The sustained effort to maintain the atmospheric carbon dioxide record is valuable for its implications as a paradigm for CDR development. Today the Keeling curve, documenting the power of human beings to alter the chemical composition of the entire atmosphere, has iconic status as the single discovery most responsible for motivating research on anthropogenic climate change.

Unfortunately, the CO₂ record is an atypical CDR: many climate records are deficient in length, stability, or accuracy. The ability to understand, predict, and adapt to climate change and variability, however, necessitates high-quality, long-term, and stable measurements of Earth’s environment. As noted by the National Research Council (NRC, 2001),

FIGURE 1-1 “The Keeling Curve.” Time series of annual departures from the 1961 to 1990 base period mean of 334 ppmv using direct measurements from Mauna Loa. SOURCE: Compiled by J. Hurrell, National Center for Atmospheric Research.
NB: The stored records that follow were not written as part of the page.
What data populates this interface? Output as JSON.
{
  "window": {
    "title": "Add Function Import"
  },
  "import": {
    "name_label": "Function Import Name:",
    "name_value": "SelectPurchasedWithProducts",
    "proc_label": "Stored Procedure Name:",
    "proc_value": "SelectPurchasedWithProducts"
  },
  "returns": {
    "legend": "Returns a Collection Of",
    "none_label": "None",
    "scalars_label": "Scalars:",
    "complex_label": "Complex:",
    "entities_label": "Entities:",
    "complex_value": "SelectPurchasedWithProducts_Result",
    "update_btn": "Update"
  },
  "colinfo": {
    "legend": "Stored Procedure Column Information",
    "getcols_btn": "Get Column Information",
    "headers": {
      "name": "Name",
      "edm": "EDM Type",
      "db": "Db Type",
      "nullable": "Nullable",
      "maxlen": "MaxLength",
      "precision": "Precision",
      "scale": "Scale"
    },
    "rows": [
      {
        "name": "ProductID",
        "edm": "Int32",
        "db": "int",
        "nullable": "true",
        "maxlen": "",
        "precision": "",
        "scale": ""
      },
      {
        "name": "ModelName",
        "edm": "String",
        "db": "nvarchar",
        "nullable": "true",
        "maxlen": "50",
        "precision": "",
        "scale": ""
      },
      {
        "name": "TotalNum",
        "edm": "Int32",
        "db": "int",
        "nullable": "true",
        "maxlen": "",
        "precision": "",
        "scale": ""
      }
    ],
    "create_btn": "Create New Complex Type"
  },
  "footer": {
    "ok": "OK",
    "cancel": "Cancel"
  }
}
Long-term observations sustained over decades are a critical first step in providing the climate data necessary for scientists, decision makers, and stakeholders to make adaptive choices that could improve resiliency to climate change and vulnerability, and maintain economic vitality. Many international and national activities and reports concur on the need for

long-term climate observations. Internationally the 2002 Johannesburg World Summit on Sustainable Development called for strengthened cooperation and coordination among global observing systems and research programs, and the 2003 G8 Summit in Evian, France, appealed for strengthened international cooperation on global observations of Earth’s environment. The UN Framework Convention on Climate Change (UNFCC), through the Subsidiary Board on Scientific and Technical Assessment (SBSTA), has adopted the Second Adequacy Report on Global Climate Observations (GCOS, 2003), which outlines the needed observations, networks, and climate variables.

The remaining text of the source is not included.